Note that, except in specialized systems, these characters are
very difficult to type and ones for which fonts are unlikely to
be present.

(2) NFKC mappings of characters that result in characters in
CONTEXTO or CONTEXTJ.  Unless I missed something in my search,
this is a null set at present.  But I can find no stability rule
that would prevent adding such a character and the same
presentation and ambiguity issues that apply to the listed
CONTEXTx characters would apply to their compatibility
equivalents.

>> (i) A violation of the "inclusion" model of IDNA2008
> 
> Completely agree. However, this whole document is a violation
> of the "no-mapping" model of IDNA2008, so that seems like an
> odd objection.

We are likely to have to agree to disagree about this, but I
believe that "inclusion" and "no mapping" are separate
principles.  The acceptance of mapping in some contexts does not
seem to me to justify, in any way, abandoning "inclusion".  From
that point of view, the argument to abandon inclusion in the
mapping context has to be made separately... and that argument
has not, as far as I can remember, been made yet.

>> (ii) A violation of the closely-related protocol design
>> principle that one should include only those things for which
>> one has both use and understanding because it is easier to add
>> later than it is to remove.
> 
> Implementers of IDNA2008 will understand NFKC as well as
> implementers of IDNA2003.

Which is to say, IMO, not at all.  People understand how to
apply NFKC by invoking an operation or library module, but I
don't believe there is general understanding of NFKC.   As
Martin's note pointed out, NFKC is actually a composite
operation.  For the canonical equivalents processed by NFC/NFD,
there is really only one pair of operations: either composing or
decomposing different representational forms of _the same
character_.   For compatibility equivalents, however, the
characters are not the same, or different forms of the same
thing.  They are different characters which may be equivalent
for some purposes (and not for others).  And there are many
categories of such characters -- width, font, etc. -- with NFKC
and the generic "compatibility" label bypassing those
distinctions.   I suggest that, for IDNs, the distinctions are
important, especially given the inclusion principle, and should
not be lightly discarded because of the way NFKC is defined.

>> (iii) An increased risk, however slight, that we will, in the
>> future, get strong demands from some particular community to
>> treat a character classified by Unicode as "compatibility" as
>> a real and distinct character.  If such a character is
>> disallowed by virtue of not being mapped, we will have the
>> difficult problem of changing a disallowed character to a
>> PVALID one.
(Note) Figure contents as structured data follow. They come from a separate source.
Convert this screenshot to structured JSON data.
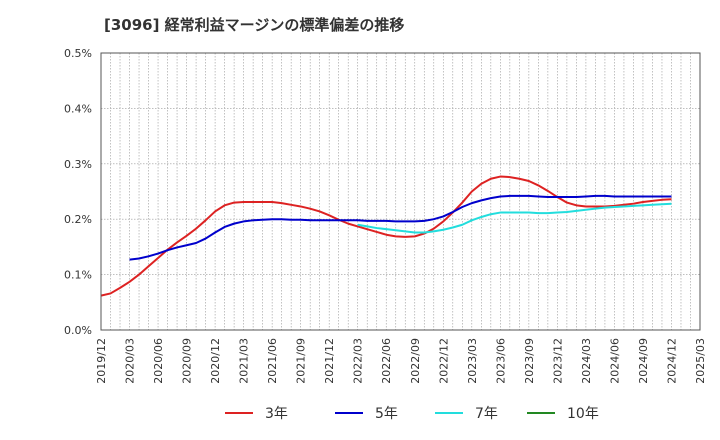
{
  "chart_data": {
    "type": "line",
    "title": "[3096]  経常利益マージンの標準偏差の推移",
    "xlabel": "",
    "ylabel": "",
    "x": [
      "2019/12",
      "2020/03",
      "2020/06",
      "2020/09",
      "2020/12",
      "2021/03",
      "2021/06",
      "2021/09",
      "2021/12",
      "2022/03",
      "2022/06",
      "2022/09",
      "2022/12",
      "2023/03",
      "2023/06",
      "2023/09",
      "2023/12",
      "2024/03",
      "2024/06",
      "2024/09",
      "2024/12",
      "2025/03"
    ],
    "x_tick_labels": [
      "2019/12",
      "2020/03",
      "2020/06",
      "2020/09",
      "2020/12",
      "2021/03",
      "2021/06",
      "2021/09",
      "2021/12",
      "2022/03",
      "2022/06",
      "2022/09",
      "2022/12",
      "2023/03",
      "2023/06",
      "2023/09",
      "2023/12",
      "2024/03",
      "2024/06",
      "2024/09",
      "2024/12",
      "2025/03"
    ],
    "y_tick_labels": [
      "0.0%",
      "0.1%",
      "0.2%",
      "0.3%",
      "0.4%",
      "0.5%"
    ],
    "y_ticks": [
      0,
      0.1,
      0.2,
      0.3,
      0.4,
      0.5
    ],
    "ylim": [
      0,
      0.5
    ],
    "grid": true,
    "legend_placement": "bottom",
    "series": [
      {
        "name": "3年",
        "color": "#dd2222",
        "points": [
          [
            "2019/12",
            0.062
          ],
          [
            "2020/01",
            0.066
          ],
          [
            "2020/02",
            0.076
          ],
          [
            "2020/03",
            0.087
          ],
          [
            "2020/04",
            0.1
          ],
          [
            "2020/05",
            0.115
          ],
          [
            "2020/06",
            0.13
          ],
          [
            "2020/07",
            0.145
          ],
          [
            "2020/08",
            0.158
          ],
          [
            "2020/09",
            0.17
          ],
          [
            "2020/10",
            0.183
          ],
          [
            "2020/11",
            0.198
          ],
          [
            "2020/12",
            0.214
          ],
          [
            "2021/01",
            0.225
          ],
          [
            "2021/02",
            0.23
          ],
          [
            "2021/03",
            0.231
          ],
          [
            "2021/04",
            0.231
          ],
          [
            "2021/05",
            0.231
          ],
          [
            "2021/06",
            0.231
          ],
          [
            "2021/07",
            0.229
          ],
          [
            "2021/08",
            0.226
          ],
          [
            "2021/09",
            0.223
          ],
          [
            "2021/10",
            0.219
          ],
          [
            "2021/11",
            0.214
          ],
          [
            "2021/12",
            0.207
          ],
          [
            "2022/01",
            0.199
          ],
          [
            "2022/02",
            0.192
          ],
          [
            "2022/03",
            0.187
          ],
          [
            "2022/04",
            0.182
          ],
          [
            "2022/05",
            0.177
          ],
          [
            "2022/06",
            0.172
          ],
          [
            "2022/07",
            0.169
          ],
          [
            "2022/08",
            0.168
          ],
          [
            "2022/09",
            0.169
          ],
          [
            "2022/10",
            0.174
          ],
          [
            "2022/11",
            0.183
          ],
          [
            "2022/12",
            0.196
          ],
          [
            "2023/01",
            0.212
          ],
          [
            "2023/02",
            0.23
          ],
          [
            "2023/03",
            0.25
          ],
          [
            "2023/04",
            0.264
          ],
          [
            "2023/05",
            0.273
          ],
          [
            "2023/06",
            0.277
          ],
          [
            "2023/07",
            0.276
          ],
          [
            "2023/08",
            0.273
          ],
          [
            "2023/09",
            0.269
          ],
          [
            "2023/10",
            0.261
          ],
          [
            "2023/11",
            0.251
          ],
          [
            "2023/12",
            0.24
          ],
          [
            "2024/01",
            0.23
          ],
          [
            "2024/02",
            0.225
          ],
          [
            "2024/03",
            0.223
          ],
          [
            "2024/04",
            0.223
          ],
          [
            "2024/05",
            0.223
          ],
          [
            "2024/06",
            0.224
          ],
          [
            "2024/07",
            0.226
          ],
          [
            "2024/08",
            0.228
          ],
          [
            "2024/09",
            0.231
          ],
          [
            "2024/10",
            0.233
          ],
          [
            "2024/11",
            0.235
          ],
          [
            "2024/12",
            0.236
          ]
        ]
      },
      {
        "name": "5年",
        "color": "#0000cc",
        "points": [
          [
            "2020/03",
            0.127
          ],
          [
            "2020/04",
            0.129
          ],
          [
            "2020/05",
            0.133
          ],
          [
            "2020/06",
            0.138
          ],
          [
            "2020/07",
            0.144
          ],
          [
            "2020/08",
            0.149
          ],
          [
            "2020/09",
            0.153
          ],
          [
            "2020/10",
            0.157
          ],
          [
            "2020/11",
            0.165
          ],
          [
            "2020/12",
            0.176
          ],
          [
            "2021/01",
            0.186
          ],
          [
            "2021/02",
            0.192
          ],
          [
            "2021/03",
            0.196
          ],
          [
            "2021/04",
            0.198
          ],
          [
            "2021/05",
            0.199
          ],
          [
            "2021/06",
            0.2
          ],
          [
            "2021/07",
            0.2
          ],
          [
            "2021/08",
            0.199
          ],
          [
            "2021/09",
            0.199
          ],
          [
            "2021/10",
            0.198
          ],
          [
            "2021/11",
            0.198
          ],
          [
            "2021/12",
            0.198
          ],
          [
            "2022/01",
            0.198
          ],
          [
            "2022/02",
            0.198
          ],
          [
            "2022/03",
            0.198
          ],
          [
            "2022/04",
            0.197
          ],
          [
            "2022/05",
            0.197
          ],
          [
            "2022/06",
            0.197
          ],
          [
            "2022/07",
            0.196
          ],
          [
            "2022/08",
            0.196
          ],
          [
            "2022/09",
            0.196
          ],
          [
            "2022/10",
            0.197
          ],
          [
            "2022/11",
            0.2
          ],
          [
            "2022/12",
            0.205
          ],
          [
            "2023/01",
            0.213
          ],
          [
            "2023/02",
            0.222
          ],
          [
            "2023/03",
            0.229
          ],
          [
            "2023/04",
            0.234
          ],
          [
            "2023/05",
            0.238
          ],
          [
            "2023/06",
            0.241
          ],
          [
            "2023/07",
            0.242
          ],
          [
            "2023/08",
            0.242
          ],
          [
            "2023/09",
            0.242
          ],
          [
            "2023/10",
            0.241
          ],
          [
            "2023/11",
            0.24
          ],
          [
            "2023/12",
            0.24
          ],
          [
            "2024/01",
            0.24
          ],
          [
            "2024/02",
            0.24
          ],
          [
            "2024/03",
            0.241
          ],
          [
            "2024/04",
            0.242
          ],
          [
            "2024/05",
            0.242
          ],
          [
            "2024/06",
            0.241
          ],
          [
            "2024/07",
            0.241
          ],
          [
            "2024/08",
            0.241
          ],
          [
            "2024/09",
            0.241
          ],
          [
            "2024/10",
            0.241
          ],
          [
            "2024/11",
            0.241
          ],
          [
            "2024/12",
            0.241
          ]
        ]
      },
      {
        "name": "7年",
        "color": "#22dddd",
        "points": [
          [
            "2022/03",
            0.19
          ],
          [
            "2022/04",
            0.187
          ],
          [
            "2022/05",
            0.184
          ],
          [
            "2022/06",
            0.182
          ],
          [
            "2022/07",
            0.18
          ],
          [
            "2022/08",
            0.178
          ],
          [
            "2022/09",
            0.176
          ],
          [
            "2022/10",
            0.176
          ],
          [
            "2022/11",
            0.178
          ],
          [
            "2022/12",
            0.181
          ],
          [
            "2023/01",
            0.185
          ],
          [
            "2023/02",
            0.19
          ],
          [
            "2023/03",
            0.198
          ],
          [
            "2023/04",
            0.204
          ],
          [
            "2023/05",
            0.209
          ],
          [
            "2023/06",
            0.212
          ],
          [
            "2023/07",
            0.212
          ],
          [
            "2023/08",
            0.212
          ],
          [
            "2023/09",
            0.212
          ],
          [
            "2023/10",
            0.211
          ],
          [
            "2023/11",
            0.211
          ],
          [
            "2023/12",
            0.212
          ],
          [
            "2024/01",
            0.213
          ],
          [
            "2024/02",
            0.215
          ],
          [
            "2024/03",
            0.217
          ],
          [
            "2024/04",
            0.219
          ],
          [
            "2024/05",
            0.221
          ],
          [
            "2024/06",
            0.222
          ],
          [
            "2024/07",
            0.223
          ],
          [
            "2024/08",
            0.224
          ],
          [
            "2024/09",
            0.225
          ],
          [
            "2024/10",
            0.226
          ],
          [
            "2024/11",
            0.227
          ],
          [
            "2024/12",
            0.228
          ]
        ]
      },
      {
        "name": "10年",
        "color": "#228822",
        "points": []
      }
    ]
  }
}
But, if it is mapped to something else, we will
>> have to revisit the very complex discussions that we have had
>> over Eszett and Final Sigma.  We should not incur that risk
>> unless there is a reason to do so.
> 
> There is: increased (but, of course, not full) backwards
> compatibility with the large installed base of IDNA2003.

We've seen no evidence that any of these other categories of
compatibility characters are used --other than in possible
demonstrations or out of malice-- in IDNA2003-compatible
applications, much less enough to constitute a large installed
base.   In this context, the problem with Eszett and Final Sigma
is quite independent of how and whether they are used and
important.  It is that we have no way to know definitively by
looking a registered labels in zones, whether those characters
were intended or whether what they mapped to was.   If we see
"ss" in a zone, we don't know whether it started out Eszett or
as "ss" (we may be able to apply heuristics and make guesses in
some cases, but not always).  That gives the registries problems
--discussed at great length on this list-- if a later decision
is made to treat the original characters as separate.  While
both Eszett and Final Sigma are issues due to Case Folding
rather than Compatibility characters, I believe that similar
problems can be avoided by mapping what we conclude that we need
to map, i.e., by avoiding assuming that, because IDNA2003
effectively applied NFKC and is widely deployed, every NFKC
mapping is widely deployed and must be preserved for
backward-compatibility reasons.

YMMD.

      john